Cristóbal López muestra el lugar contra el que chocó el coche patrulla que perseguía al fugitivo. /SUR
Cristóbal López muestra el lugar contra el que chocó el coche patrulla que perseguía al fugitivo. / SUR

La pericia de un taxista de Fuengirola acabó con la fuga del conductor al que una decena de patrullas venían siguiendo desde Benalmádena

JUAN CANO y ALVARO FRÍASMálaga

En el momento, actuó más por instinto que por osadía. Pero después, cuando lo pensó con frialdad y cayó en la cuenta de que el sujeto podía ir armado, le temblaron «un poco» las piernas. Cristóbal es taxista, tiene 49 años y vive en Fuengirola.

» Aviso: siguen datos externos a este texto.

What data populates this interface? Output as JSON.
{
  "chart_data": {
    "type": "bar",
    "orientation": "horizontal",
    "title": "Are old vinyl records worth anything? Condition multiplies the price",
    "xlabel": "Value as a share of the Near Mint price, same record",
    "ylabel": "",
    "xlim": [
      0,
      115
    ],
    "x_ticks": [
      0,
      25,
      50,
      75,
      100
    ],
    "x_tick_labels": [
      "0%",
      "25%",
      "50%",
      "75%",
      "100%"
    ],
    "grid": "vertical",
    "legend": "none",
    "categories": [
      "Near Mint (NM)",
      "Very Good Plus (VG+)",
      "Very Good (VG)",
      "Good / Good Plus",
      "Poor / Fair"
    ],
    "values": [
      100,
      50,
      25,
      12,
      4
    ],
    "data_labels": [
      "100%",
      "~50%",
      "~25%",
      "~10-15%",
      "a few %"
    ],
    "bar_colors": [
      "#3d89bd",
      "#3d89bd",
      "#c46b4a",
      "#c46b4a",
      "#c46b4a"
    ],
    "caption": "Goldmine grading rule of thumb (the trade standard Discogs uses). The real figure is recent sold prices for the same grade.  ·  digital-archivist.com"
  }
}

Su reacción, unida a su pericia al volante, contribuyó a que la policía detuviera al joven que protagonizó una persecución por la Costa que acabó con nueve agentes heridos.

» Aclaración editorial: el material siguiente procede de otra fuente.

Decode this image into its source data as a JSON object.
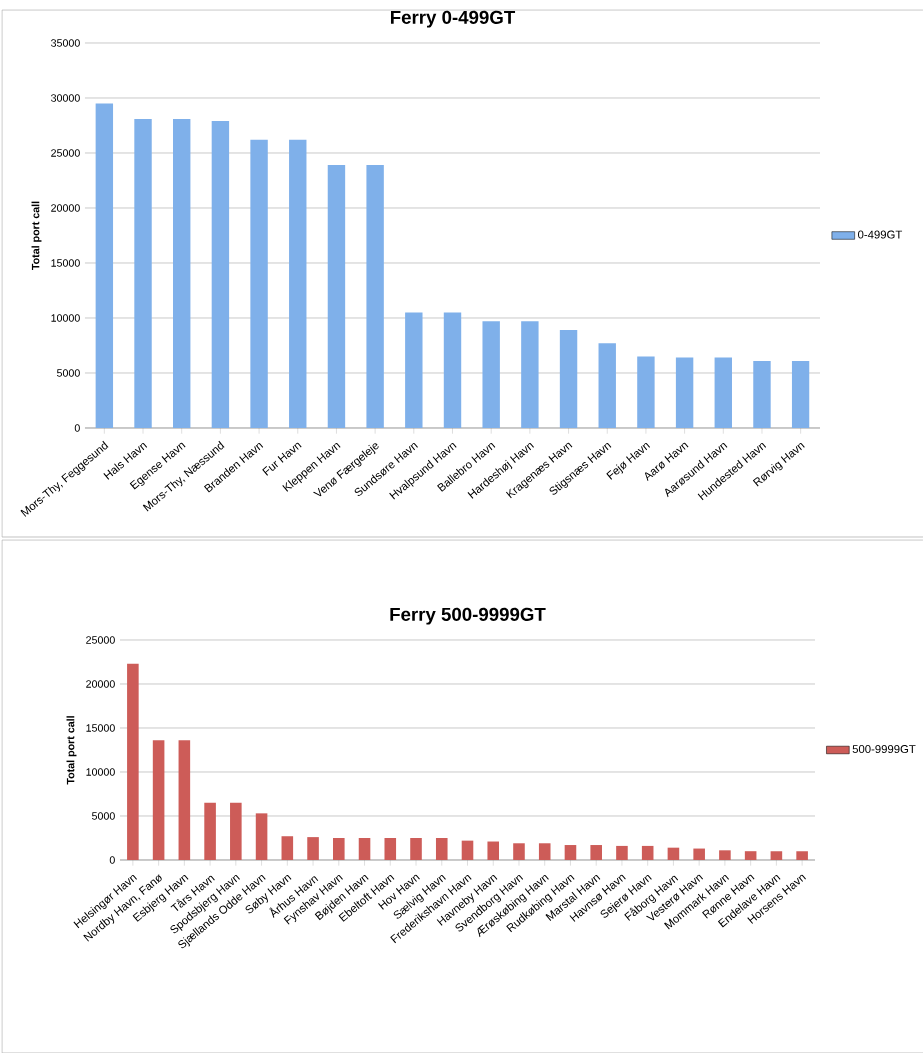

Esa madrugada, la del jueves, Cristóbal estaba en la parada con otro taxista y empezaron a escuchar «un montón» de sirenas. «Conté 12 o 13», precisa a continuación. «Le dije a mi compañero: 'Métete en el coche, que algo gordo ha pasado'». Nada más subirse, a Cristóbal le entró un servicio. Metió primera y... «Miré por el retrovisor y vi a un chico corriendo hacia mí. Parecía una gacela, venía rapidísimo. Abrió la puerta trasera del lado derecho y trató de subirse, pero yo di un acelerón y tuvo que soltarla».

En aquel momento, no pensó que ese hombre fuese el motivo por el que sonaban las sirenas de policía. Ni se le pasó por la cabeza que su intento de subirse al taxi formara parte de un plan de fuga kamikaze desde Benalmádena hasta Fuengirola, pasando por Mijas, rebasando semáforos en rojo, recorriendo calles en dirección prohibida... Siete coches patrulla y dos de particulares resultaron dañados en la persecución.

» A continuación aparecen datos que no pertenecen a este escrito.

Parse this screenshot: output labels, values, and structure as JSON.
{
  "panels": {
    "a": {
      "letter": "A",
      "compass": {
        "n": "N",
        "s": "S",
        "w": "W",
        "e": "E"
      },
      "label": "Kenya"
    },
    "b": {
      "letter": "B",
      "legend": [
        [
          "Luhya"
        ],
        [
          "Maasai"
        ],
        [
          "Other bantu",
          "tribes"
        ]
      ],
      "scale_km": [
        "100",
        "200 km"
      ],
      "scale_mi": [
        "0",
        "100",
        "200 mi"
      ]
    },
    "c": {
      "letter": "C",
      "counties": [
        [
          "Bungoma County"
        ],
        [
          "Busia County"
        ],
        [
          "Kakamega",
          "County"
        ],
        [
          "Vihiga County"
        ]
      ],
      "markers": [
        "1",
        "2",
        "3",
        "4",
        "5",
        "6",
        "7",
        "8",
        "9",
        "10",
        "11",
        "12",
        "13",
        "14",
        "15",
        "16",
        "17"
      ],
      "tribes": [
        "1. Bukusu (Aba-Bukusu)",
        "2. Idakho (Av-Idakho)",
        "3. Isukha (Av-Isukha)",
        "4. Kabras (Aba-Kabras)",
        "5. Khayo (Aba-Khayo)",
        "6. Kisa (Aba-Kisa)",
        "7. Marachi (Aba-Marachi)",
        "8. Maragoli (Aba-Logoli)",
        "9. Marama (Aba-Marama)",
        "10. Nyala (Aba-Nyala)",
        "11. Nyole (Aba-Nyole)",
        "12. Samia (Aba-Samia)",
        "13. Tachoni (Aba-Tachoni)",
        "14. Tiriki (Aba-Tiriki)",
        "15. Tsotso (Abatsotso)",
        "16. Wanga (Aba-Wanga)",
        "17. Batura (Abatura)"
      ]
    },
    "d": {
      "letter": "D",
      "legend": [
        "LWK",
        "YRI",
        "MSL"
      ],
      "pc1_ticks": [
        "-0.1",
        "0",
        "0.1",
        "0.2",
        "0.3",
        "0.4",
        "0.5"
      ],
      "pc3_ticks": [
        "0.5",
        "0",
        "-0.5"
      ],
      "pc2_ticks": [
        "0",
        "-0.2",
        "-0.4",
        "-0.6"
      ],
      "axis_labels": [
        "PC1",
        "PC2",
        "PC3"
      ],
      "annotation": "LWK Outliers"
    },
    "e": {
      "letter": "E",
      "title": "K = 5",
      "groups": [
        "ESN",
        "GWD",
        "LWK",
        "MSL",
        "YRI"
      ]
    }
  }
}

Aunque no sospechó que aquel chico fuese un fugitivo, dice Cristóbal que «algo lo iluminó» y le hizo reaccionar. «No sé, quizá porque trabajé como vigilante hace muchos años y, claro, algo se queda. Pero solo impedí que se subiera a mi taxi, aquí todo el mérito es de la policía», insiste el chófer.

Aquel no sería el único intento. «Cuando me había alejado unos 50 metros, frené para que se cerrara la puerta y miré por el retrovisor. Vi que intentaba entrar en un local de kebab, pero no pudo, así que corrió de nuevo hacia mi taxi». El joven se encaramó entonces al maletero del vehículo de Cristóbal, que ya había reanudado la marcha. «Yo creo que él pensó que su salvación era meterse en el coche, fuese como fuese», recuerda el taxista, quien, de nuevo, reaccionó demostrando gran pericia. En lugar de acelerar, esta vez, frenó en seco. «Con la inercia, casi se cae, pero lo que ocurrió fue que se golpeó con la luneta trasera», recuerda. Ante el frenazo brusco de Cristóbal, un coche patrulla que participaba en la persecución se estrelló contra la parte trasera del taxi, aunque sin ocasionarle daños importantes. «Entonces, los policías que venían a pie lo cogieron y le pusieron las esposas», añade.

En el momento de la detención, Cristóbal escuchó que uno de los agentes gritaba: «¡Cuidado, que puede ir armado!». Fue entonces cuando tomó conciencia del riesgo que había asumido. «Ahí piensas de todo. ¿Y si le hubiera dado por coger un rehén en el kebab? ¿O si me saca a mí una pistola?». El joven, el mismo que el pasado enero empotró un coche contra la comisaría, iba desarmado, aunque se resistió a su detención.